Today’s briefing will focus on the state of AI as it stands today: its capabilities, its applications, its limitations, and its challenges. We will hear from Professor Antonio Torralba of MIT, an expert in machine learning and the head MIT faculty member on AI and decision-making. He's the head of AI at MIT. It's pretty good stuff. People should come.
Next month, our second and third briefings will focus on where AI is headed in the very near future and AI’s implications to our national security.
I urge every single Senator to join all these briefings. AI is a topic none of us can afford to ignore; it should be treated with the same urgency as national security, job creation, and civil liberties – because AI will impact all these issues and many others.

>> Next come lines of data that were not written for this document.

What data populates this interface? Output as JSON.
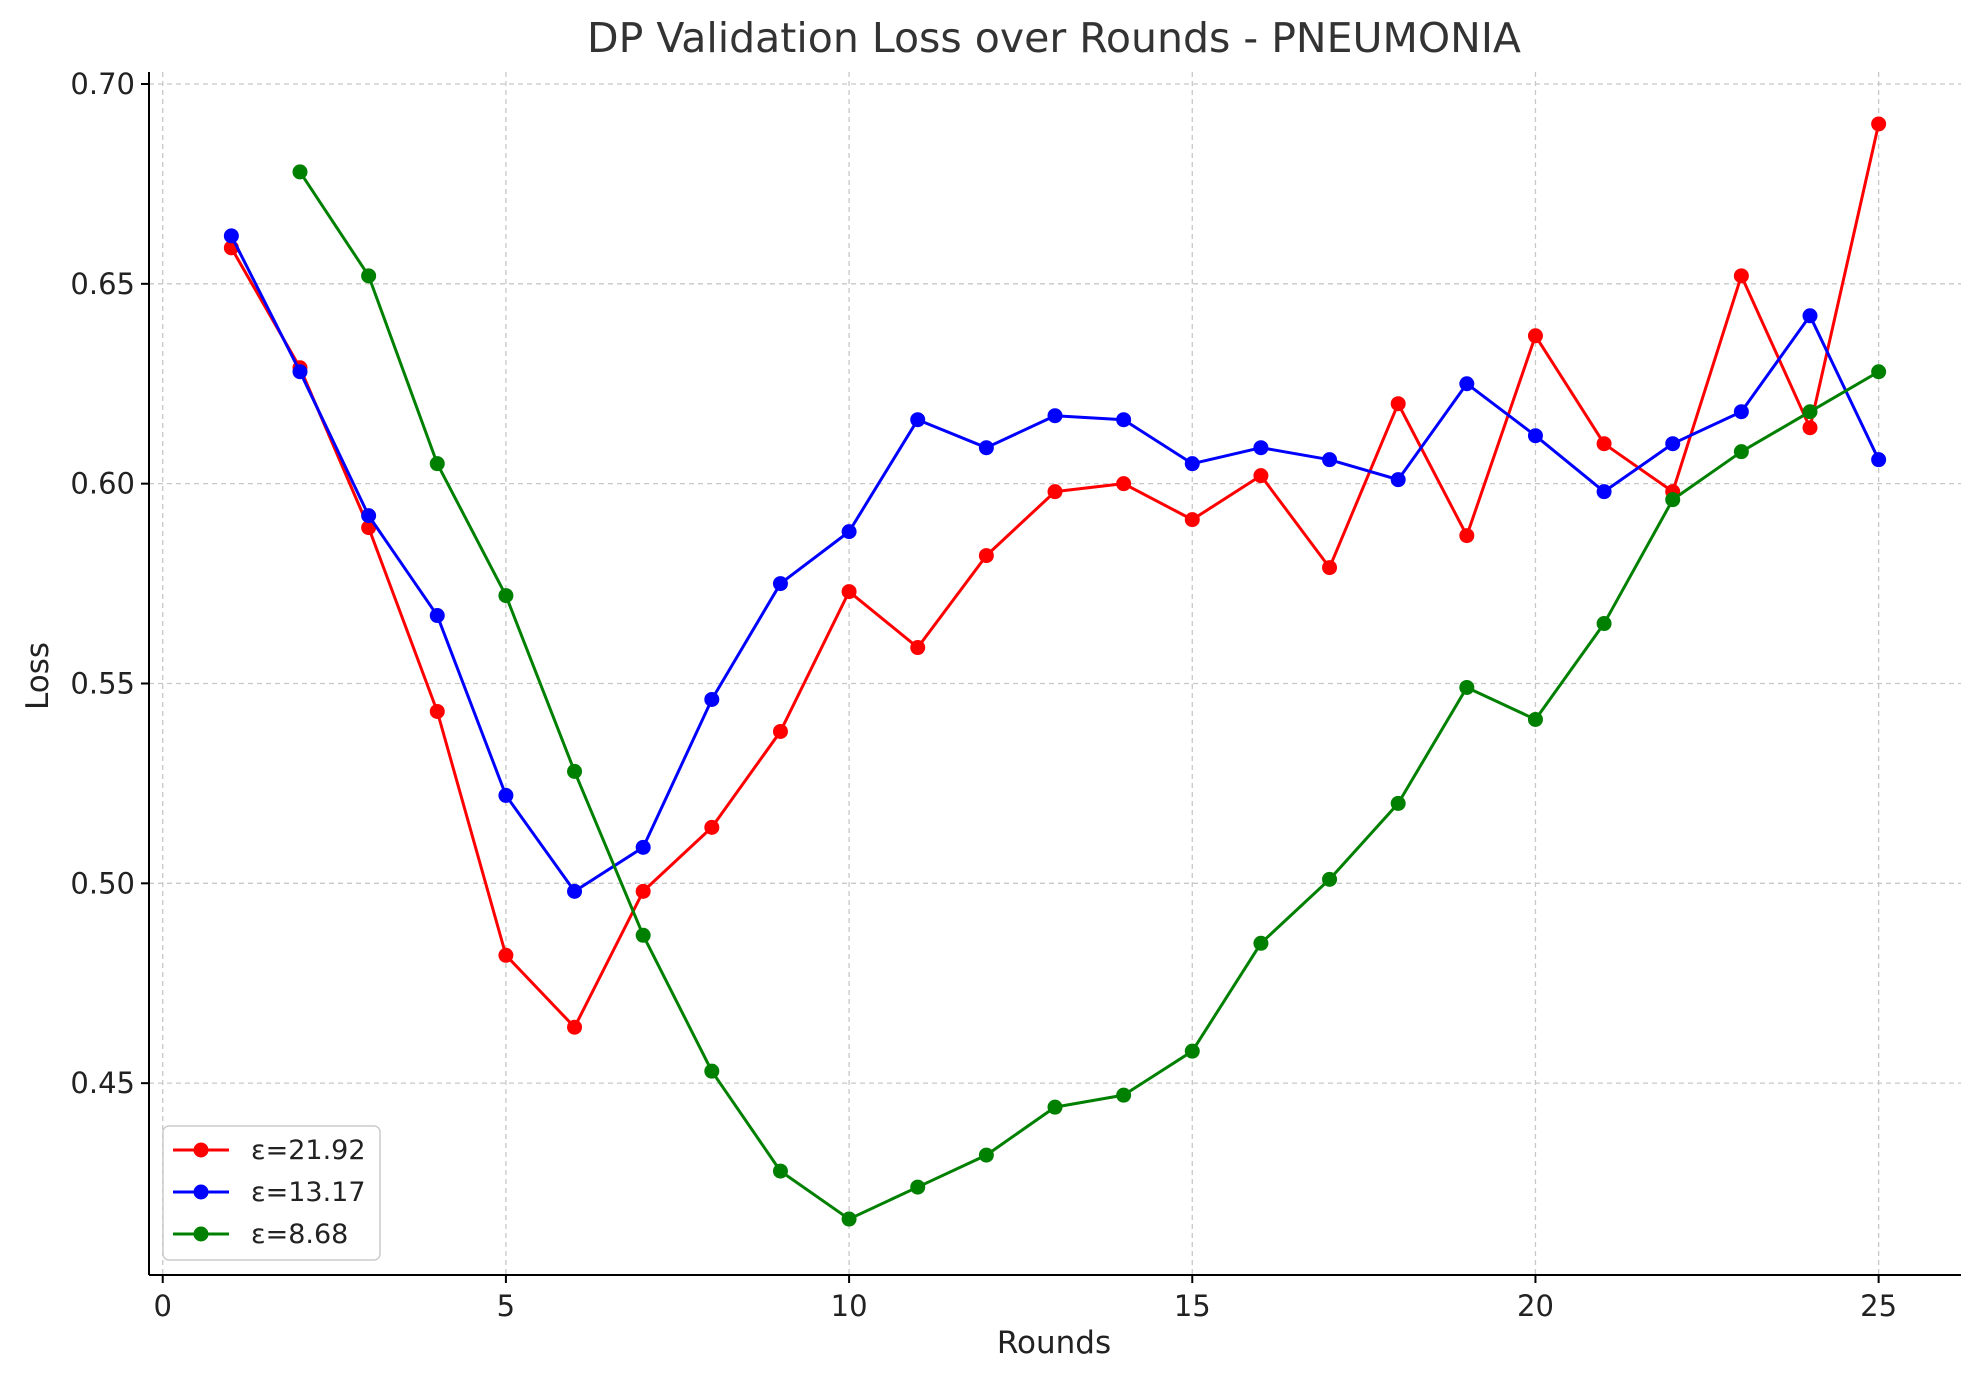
{
  "chart_data": {
    "type": "line",
    "title": "DP Validation Loss over Rounds - PNEUMONIA",
    "xlabel": "Rounds",
    "ylabel": "Loss",
    "xlim": [
      -0.2,
      26.2
    ],
    "ylim": [
      0.402,
      0.703
    ],
    "xticks": [
      0,
      5,
      10,
      15,
      20,
      25
    ],
    "xtick_labels": [
      "0",
      "5",
      "10",
      "15",
      "20",
      "25"
    ],
    "yticks": [
      0.45,
      0.5,
      0.55,
      0.6,
      0.65,
      0.7
    ],
    "ytick_labels": [
      "0.45",
      "0.50",
      "0.55",
      "0.60",
      "0.65",
      "0.70"
    ],
    "grid": true,
    "legend_position": "bottom-left",
    "series": [
      {
        "name": "ε=21.92",
        "color": "#ff0000",
        "x": [
          1,
          2,
          3,
          4,
          5,
          6,
          7,
          8,
          9,
          10,
          11,
          12,
          13,
          14,
          15,
          16,
          17,
          18,
          19,
          20,
          21,
          22,
          23,
          24,
          25
        ],
        "values": [
          0.659,
          0.629,
          0.589,
          0.543,
          0.482,
          0.464,
          0.498,
          0.514,
          0.538,
          0.573,
          0.559,
          0.582,
          0.598,
          0.6,
          0.591,
          0.602,
          0.579,
          0.62,
          0.587,
          0.637,
          0.61,
          0.598,
          0.652,
          0.614,
          0.69
        ]
      },
      {
        "name": "ε=13.17",
        "color": "#0000ff",
        "x": [
          1,
          2,
          3,
          4,
          5,
          6,
          7,
          8,
          9,
          10,
          11,
          12,
          13,
          14,
          15,
          16,
          17,
          18,
          19,
          20,
          21,
          22,
          23,
          24,
          25
        ],
        "values": [
          0.662,
          0.628,
          0.592,
          0.567,
          0.522,
          0.498,
          0.509,
          0.546,
          0.575,
          0.588,
          0.616,
          0.609,
          0.617,
          0.616,
          0.605,
          0.609,
          0.606,
          0.601,
          0.625,
          0.612,
          0.598,
          0.61,
          0.618,
          0.642,
          0.606
        ]
      },
      {
        "name": "ε=8.68",
        "color": "#008000",
        "x": [
          2,
          3,
          4,
          5,
          6,
          7,
          8,
          9,
          10,
          11,
          12,
          13,
          14,
          15,
          16,
          17,
          18,
          19,
          20,
          21,
          22,
          23,
          24,
          25
        ],
        "values": [
          0.678,
          0.652,
          0.605,
          0.572,
          0.528,
          0.487,
          0.453,
          0.428,
          0.416,
          0.424,
          0.432,
          0.444,
          0.447,
          0.458,
          0.485,
          0.501,
          0.52,
          0.549,
          0.541,
          0.565,
          0.596,
          0.608,
          0.618,
          0.628
        ]
      }
    ]
  }
}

The possibilities of AI should excite every single one of us – if used correctly, AI could unlock remarkable breakthroughs in health care, scientific research, national security, and so many other fields. Much like we did in CHIPS and Science, Congress should look for ways to promote innovation in AI so that American companies can lead the way.
But the top AI developers have also made clear Congress must play a role in safeguarding against AI’s many potential risks. They’ve said it to us directly through Congressional testimony.
We must therefore strike a balance: promote innovation and growth on the one hand, while mitigating AI’s risks on the other. That will take a lot of bipartisan cooperation, and these briefings will help us move closer to that goal.
Finally, I want to thank my colleagues for the good work they’ve already done on the issue, and I want to especially thank Senators Rounds, Heinrich, and Young for helping make all these Senate briefings possible.